Boredom after a furious start: What's going on in the Black Forest "crime scene"?

Tobler and Berg are not necessarily the most fiery "crime scene" investigators.

Boredom after a furious start: What's going on in the Black Forest "crime scene"?

Tobler and Berg are not necessarily the most fiery "crime scene" investigators. As an alternative to all the over-the-top big-city cases, that's actually totally fine. However, for the second time in a row, the creators are confusing reduced speed with yawning boredom.

There is probably no other television format in Germany with such fluctuating quality as "Tatort": Sometimes there is really good television entertainment, mostly there is mediocrity at the end of the week and every now and then there is an absolute total failure.

But no matter how good a case is (in the eyes of the critic), writing about it is actually always a nice job - if only for the lovely mail you get when readers disagree.

It's different with "The Looks of Others", and unfortunately not in a good way. Sure, 3 out of 10 points in the quick check, that basically calls for a slating. Followed by the question of what has become of the Black Forest "crime scene" that started so promisingly after nine episodes and a corresponding review. But that would simply be a bold copy of the review that colleague Ingo Scheel wrote in February about the last case in Breisgau: At that time there were also 3 out of 10 points for "Sara's confession", among other things because the main suspect "with a mixture of telegenic sadness and a fair amount of indifference".

The main suspect in the new case has a different name, but apart from that there is a high risk of déjà vu: "Sandra Vogt (Lisa Hagmeister) behaves completely apathetically and seems hardly interested in what is happening," we state in the current quick check. In both films, this is a rather unfortunate directorial decision, after all, commissioners Tobler (Eva Löbau) and Berg (Hans-Jochen Wagner) are not the most fiery investigators on Germany's streets by nature.

Already clear: The Black Forest "crime scene" was created from the beginning as an alternative to the sometimes over-excited big city cases. But a reduced pace and less investigative extravagance don't have to mean a loss of suspense. The fact that SWR is now dishing up such joyless fare for the second time in a row is a bit perplexing.

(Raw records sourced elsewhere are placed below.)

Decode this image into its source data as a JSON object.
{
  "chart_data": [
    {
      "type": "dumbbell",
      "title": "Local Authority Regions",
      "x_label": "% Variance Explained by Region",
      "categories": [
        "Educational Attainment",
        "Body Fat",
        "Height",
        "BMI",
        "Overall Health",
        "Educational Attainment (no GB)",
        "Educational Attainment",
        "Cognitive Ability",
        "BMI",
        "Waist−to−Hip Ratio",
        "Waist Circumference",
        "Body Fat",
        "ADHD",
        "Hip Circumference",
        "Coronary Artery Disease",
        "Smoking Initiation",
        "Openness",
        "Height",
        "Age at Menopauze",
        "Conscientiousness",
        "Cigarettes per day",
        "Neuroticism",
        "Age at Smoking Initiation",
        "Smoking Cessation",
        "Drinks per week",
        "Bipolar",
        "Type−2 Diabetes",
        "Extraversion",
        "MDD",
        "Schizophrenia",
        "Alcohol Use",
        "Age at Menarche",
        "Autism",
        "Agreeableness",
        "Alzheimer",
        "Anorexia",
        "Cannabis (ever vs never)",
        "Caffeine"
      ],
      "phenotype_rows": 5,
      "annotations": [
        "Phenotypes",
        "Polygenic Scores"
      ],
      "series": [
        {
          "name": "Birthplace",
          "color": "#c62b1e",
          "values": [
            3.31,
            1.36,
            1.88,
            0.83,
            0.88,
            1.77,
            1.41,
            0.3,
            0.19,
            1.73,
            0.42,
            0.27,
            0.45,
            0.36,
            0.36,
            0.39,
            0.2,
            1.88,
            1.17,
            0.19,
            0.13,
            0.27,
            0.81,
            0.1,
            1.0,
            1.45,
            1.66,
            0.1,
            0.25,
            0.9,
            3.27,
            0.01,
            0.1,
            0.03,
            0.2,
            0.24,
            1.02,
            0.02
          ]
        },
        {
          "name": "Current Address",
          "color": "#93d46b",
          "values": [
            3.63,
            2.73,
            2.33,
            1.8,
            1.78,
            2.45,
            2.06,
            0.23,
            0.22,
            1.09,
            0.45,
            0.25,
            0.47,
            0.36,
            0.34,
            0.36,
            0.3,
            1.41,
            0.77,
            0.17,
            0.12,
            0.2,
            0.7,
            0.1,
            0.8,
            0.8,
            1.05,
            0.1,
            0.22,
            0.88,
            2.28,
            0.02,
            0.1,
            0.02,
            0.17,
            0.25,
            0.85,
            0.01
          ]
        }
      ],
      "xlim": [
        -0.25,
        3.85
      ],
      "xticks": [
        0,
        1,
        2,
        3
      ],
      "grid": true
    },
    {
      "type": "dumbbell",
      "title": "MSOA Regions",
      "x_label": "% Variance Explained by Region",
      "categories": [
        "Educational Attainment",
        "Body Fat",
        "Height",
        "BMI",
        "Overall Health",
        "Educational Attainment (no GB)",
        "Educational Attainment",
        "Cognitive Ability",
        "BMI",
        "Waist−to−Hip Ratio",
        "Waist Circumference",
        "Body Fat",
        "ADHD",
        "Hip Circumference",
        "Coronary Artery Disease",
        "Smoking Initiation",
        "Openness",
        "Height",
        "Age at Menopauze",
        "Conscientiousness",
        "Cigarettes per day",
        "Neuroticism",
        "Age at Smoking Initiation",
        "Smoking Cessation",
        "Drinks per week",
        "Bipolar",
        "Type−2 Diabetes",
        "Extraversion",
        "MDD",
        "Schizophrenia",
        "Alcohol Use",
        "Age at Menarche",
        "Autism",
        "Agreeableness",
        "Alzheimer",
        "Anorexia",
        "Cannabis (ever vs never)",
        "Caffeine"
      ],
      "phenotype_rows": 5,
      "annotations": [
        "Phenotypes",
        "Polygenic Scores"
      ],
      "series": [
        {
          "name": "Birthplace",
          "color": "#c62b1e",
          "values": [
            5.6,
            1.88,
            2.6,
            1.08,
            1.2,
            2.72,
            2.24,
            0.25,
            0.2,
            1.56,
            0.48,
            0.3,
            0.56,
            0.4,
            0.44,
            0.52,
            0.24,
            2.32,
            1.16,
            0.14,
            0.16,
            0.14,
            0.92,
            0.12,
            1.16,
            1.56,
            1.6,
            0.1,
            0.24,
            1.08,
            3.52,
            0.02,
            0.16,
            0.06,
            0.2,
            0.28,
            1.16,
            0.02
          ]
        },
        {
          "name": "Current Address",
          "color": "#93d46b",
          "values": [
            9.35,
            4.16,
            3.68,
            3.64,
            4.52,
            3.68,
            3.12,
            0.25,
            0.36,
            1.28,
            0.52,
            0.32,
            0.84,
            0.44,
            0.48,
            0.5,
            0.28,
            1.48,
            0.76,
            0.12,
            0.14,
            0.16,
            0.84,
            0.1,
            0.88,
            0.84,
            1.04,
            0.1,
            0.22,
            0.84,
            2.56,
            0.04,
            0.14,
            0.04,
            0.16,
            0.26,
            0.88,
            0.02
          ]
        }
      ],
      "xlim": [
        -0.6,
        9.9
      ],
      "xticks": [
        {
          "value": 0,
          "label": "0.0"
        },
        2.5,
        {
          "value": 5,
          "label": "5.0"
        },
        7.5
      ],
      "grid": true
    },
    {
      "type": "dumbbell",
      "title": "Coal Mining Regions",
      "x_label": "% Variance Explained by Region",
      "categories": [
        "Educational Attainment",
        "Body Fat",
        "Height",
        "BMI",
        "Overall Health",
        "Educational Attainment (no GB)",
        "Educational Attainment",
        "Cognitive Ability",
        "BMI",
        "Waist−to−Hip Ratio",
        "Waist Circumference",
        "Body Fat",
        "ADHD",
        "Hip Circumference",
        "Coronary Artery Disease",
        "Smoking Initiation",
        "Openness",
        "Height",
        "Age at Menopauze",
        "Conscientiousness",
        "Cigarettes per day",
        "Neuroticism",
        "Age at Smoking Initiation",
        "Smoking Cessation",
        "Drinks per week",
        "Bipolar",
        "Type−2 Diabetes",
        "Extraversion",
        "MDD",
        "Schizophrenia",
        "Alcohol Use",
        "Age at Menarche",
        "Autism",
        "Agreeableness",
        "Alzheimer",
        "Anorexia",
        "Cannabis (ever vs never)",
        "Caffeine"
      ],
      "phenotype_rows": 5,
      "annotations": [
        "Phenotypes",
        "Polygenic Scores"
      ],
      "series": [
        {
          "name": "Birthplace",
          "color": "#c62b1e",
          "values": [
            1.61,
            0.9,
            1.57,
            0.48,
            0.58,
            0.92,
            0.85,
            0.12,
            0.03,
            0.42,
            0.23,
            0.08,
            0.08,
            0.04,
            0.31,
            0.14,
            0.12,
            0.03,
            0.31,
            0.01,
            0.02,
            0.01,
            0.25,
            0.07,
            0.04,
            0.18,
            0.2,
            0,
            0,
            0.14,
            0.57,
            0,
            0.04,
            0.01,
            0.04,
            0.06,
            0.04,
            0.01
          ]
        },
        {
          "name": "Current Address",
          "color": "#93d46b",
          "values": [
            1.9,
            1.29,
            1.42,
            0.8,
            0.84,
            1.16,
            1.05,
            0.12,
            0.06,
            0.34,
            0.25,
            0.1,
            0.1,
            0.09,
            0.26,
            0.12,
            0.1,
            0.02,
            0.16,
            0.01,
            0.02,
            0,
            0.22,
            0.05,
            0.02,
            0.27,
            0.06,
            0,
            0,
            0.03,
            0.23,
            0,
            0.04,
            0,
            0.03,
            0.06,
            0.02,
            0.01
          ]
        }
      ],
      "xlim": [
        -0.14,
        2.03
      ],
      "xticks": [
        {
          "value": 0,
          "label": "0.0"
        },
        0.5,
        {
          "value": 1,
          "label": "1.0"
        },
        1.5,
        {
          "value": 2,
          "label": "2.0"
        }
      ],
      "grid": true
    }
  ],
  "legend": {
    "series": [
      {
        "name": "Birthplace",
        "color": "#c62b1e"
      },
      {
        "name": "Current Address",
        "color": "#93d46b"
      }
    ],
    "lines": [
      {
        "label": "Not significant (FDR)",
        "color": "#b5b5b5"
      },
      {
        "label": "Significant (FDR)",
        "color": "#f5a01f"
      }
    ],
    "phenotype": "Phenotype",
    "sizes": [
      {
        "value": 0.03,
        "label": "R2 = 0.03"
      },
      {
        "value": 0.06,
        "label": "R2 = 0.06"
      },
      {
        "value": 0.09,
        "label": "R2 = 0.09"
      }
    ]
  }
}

It's a particularly bad thing, because the subject deserves a better narrative: "The Views of Others" tells a family tragedy and wants to raise the question of where we stand as a society. What holds us together, what separates us, how our life together can look like in the future. But for all the big questions, this "crime scene" is more than a size too small. To quote my colleague Scheel again: "In the end there is helplessness and the hope that things will soon pick up again in the Black Forest - in general, what a backdrop that has increasingly receded into the background, yet it is so promising."